Stephen Gleave’s Picks For Must-Try Ontario Trails

Sure, many people know Ontario for its stellar canoeing, but the province also teems with beautiful trails for hikers and runners.

Though it may lack the spectacular peaks of British Columbia or the Yukon, Ontario still offers some of Canada’s best and longest trails. The idyllic settings of these trails provide gorgeous vistas and the opportunity to push for as long as you want.

Many of these trails have various overnight or camping options to accommodate the athletes working on trail lengths of 100 km, 500 km, or even 800-plus km. From the always-beautiful Lake Superior shoreline to the exposed Canadian Shield, hikers will find First Nations petroglyphs, remnants of French-Indian trappers, and much more.

Here are some of my favorite trails in Ontario.

Pines Hiking Trail - Quetico Provincial Park

Trail length: 10 kilometers

Time: 3 to 4 hours

Difficulty: Moderate

Provincial Park features a tangled network of lakes that in the past were used as water routes by Ojibway and fur traders. While experienced canoeists love this park for its marshlands, it’s also a wonderful place for hikers to find time alone to connect with nature. That includes wildlife sightings, perfect lakes, cascading waterfalls, and dense forests.

The Pines Hiking Trail is an extension of the Whiskey Jack Trail (an easier trail that lasts just 2.5 km) and offers sandy beaches surrounded by pine trees. The trail is moderate with some steep climbs.

Learn more on the parks website.  

Highland Backpacking Trail - Algonquin Provincial Park

Length: 19 km or 35 km

Time: 2-5 days

Difficulty: Difficult

This trail is for the more experienced — or at least ambitious — hikers out there. There are a few ways to do this one, but whichever route you take, know that it will involve several days and at least one night in the wilderness. If that doesn’t deter you, then you’ll be greeted with a plethora of lakes, rivers, challenging uphill hikes and switchbacks.

You can find the Highland Backpacking trailhead at kilometre 29.7 on Highway 60. The trailhead begins near the well-serviced Mew Lake Campground (near the Bat Lake trailhead). Loop back at Provoking lake if you want the shorter loops. Push forward to Harness Lakes for the 35 km route.

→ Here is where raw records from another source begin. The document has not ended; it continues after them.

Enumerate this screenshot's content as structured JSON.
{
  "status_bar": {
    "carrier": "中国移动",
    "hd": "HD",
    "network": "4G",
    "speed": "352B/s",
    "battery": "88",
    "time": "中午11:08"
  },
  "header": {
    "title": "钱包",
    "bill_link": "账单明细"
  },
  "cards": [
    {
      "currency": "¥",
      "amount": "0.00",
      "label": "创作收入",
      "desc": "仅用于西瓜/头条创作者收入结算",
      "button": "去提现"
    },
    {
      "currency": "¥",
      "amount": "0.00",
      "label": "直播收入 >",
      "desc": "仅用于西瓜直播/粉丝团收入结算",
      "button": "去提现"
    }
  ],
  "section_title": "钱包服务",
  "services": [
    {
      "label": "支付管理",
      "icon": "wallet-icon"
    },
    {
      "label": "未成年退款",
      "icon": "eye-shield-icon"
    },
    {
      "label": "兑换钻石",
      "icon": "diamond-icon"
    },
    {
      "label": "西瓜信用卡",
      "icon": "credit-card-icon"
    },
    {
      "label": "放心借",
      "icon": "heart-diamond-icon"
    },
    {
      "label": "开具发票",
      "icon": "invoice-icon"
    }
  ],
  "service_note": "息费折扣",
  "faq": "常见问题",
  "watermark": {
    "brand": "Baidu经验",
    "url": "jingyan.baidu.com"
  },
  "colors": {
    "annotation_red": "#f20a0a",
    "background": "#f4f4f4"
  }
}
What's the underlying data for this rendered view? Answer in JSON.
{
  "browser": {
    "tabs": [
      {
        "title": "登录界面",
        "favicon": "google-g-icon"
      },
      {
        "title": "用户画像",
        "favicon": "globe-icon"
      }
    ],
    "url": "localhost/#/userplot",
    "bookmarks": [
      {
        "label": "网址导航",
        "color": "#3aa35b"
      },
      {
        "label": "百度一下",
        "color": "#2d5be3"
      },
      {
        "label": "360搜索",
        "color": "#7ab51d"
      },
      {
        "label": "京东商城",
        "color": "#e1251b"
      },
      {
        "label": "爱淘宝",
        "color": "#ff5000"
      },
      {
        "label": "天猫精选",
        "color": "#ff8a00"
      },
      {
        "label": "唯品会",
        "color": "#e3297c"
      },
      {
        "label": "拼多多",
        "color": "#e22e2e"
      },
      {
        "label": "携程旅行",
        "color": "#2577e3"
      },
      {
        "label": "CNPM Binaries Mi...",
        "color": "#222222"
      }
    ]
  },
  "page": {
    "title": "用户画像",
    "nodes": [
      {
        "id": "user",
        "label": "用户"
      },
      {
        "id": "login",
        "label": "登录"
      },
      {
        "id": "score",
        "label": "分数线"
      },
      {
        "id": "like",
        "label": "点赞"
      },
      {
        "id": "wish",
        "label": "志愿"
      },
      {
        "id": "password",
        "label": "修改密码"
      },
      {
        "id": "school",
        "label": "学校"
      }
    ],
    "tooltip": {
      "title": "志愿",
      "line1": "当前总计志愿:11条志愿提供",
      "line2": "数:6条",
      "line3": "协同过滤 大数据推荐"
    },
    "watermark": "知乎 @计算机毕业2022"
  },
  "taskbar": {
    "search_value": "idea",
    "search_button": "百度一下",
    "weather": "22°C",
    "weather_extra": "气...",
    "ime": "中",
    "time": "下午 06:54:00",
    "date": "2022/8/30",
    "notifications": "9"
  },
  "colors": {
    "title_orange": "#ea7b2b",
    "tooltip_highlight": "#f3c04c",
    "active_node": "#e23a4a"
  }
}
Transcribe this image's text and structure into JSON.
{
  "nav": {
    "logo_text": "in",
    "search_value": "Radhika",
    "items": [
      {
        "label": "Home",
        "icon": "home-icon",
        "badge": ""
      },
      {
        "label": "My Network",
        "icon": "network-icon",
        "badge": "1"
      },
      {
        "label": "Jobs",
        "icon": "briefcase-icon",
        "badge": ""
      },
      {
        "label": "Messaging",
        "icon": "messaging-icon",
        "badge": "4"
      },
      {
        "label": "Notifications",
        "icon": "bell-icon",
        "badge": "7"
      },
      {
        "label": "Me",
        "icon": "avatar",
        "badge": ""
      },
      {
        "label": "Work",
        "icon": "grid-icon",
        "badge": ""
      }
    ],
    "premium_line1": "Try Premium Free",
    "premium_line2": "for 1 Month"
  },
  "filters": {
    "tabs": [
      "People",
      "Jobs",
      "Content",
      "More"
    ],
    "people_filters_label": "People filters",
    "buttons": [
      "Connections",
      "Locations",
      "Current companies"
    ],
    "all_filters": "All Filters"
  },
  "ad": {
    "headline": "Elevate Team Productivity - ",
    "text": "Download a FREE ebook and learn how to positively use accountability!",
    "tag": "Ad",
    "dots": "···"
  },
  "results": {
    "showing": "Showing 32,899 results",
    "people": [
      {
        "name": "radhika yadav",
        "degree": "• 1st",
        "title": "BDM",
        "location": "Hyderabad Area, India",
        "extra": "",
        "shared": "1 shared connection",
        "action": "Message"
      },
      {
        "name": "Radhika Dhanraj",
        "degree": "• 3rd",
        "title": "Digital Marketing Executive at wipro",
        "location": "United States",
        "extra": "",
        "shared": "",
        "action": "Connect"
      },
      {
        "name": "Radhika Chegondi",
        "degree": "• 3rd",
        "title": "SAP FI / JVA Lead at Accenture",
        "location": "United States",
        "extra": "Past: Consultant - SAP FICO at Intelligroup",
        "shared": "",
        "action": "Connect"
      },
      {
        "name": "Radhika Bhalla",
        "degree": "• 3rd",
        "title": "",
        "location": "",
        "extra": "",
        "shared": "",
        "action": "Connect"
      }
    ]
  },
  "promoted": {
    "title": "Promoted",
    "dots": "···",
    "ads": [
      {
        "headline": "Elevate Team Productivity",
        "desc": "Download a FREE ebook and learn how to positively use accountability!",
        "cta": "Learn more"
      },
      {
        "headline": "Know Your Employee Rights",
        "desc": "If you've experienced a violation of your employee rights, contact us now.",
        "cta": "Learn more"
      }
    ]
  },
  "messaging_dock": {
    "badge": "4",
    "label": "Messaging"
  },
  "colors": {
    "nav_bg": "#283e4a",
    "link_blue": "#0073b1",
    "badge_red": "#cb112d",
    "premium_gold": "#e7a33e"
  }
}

Learn more on the park’s website.

Coastal Trail - Lake Superior Provincial Park

Length: 65 km

Time: 5-7 days (or day trips)

Difficulty: Moderate/Advanced

Follow along the unforgettable Lake Superior shoreline with this multi-day adventure starting in Agawa Bay and ending in Chalfant Cove. It’s a straight-forward, well-marked trail, so no danger of getting lost here. The large number of other hikers should also help, if nothing else.

Those wanting to hike it end-to-end in one push should make sure to arrange a shuttle pick-up. It’s also possible to just link together sections over separate day trips, of course. Either way, you’ll find yourself in awe of the lake’s famously majestic cliffs, postcard-worthy beaches, and contemplative forests.

With several access points including Sinclair Cove, Katherine Cove or Agawa, you can plan your time and specific approach as you prefer.

Learn more on the park’s website.

Mizzy Lake Trail - Algonquin Provincial Park

Length: 11 km

Time: 5-8 hours

Difficulty: Moderate

There’s a sense of mystery and timeliness in Algonquin Provincial Lake that’s hard to deny. Something about the marshlands and misty mornings. Hiking this trail will take you to nine lakes and ponds, with plenty of beaver residents and their unmistakable dams along the way. As it winds through at-risk wetland areas, you’ll have to leave the pup at home.

The Mizzy Lake Trail can be found at kilometer 15.4 on Highway 60. The trailhead is well-marked and should be visible from the road.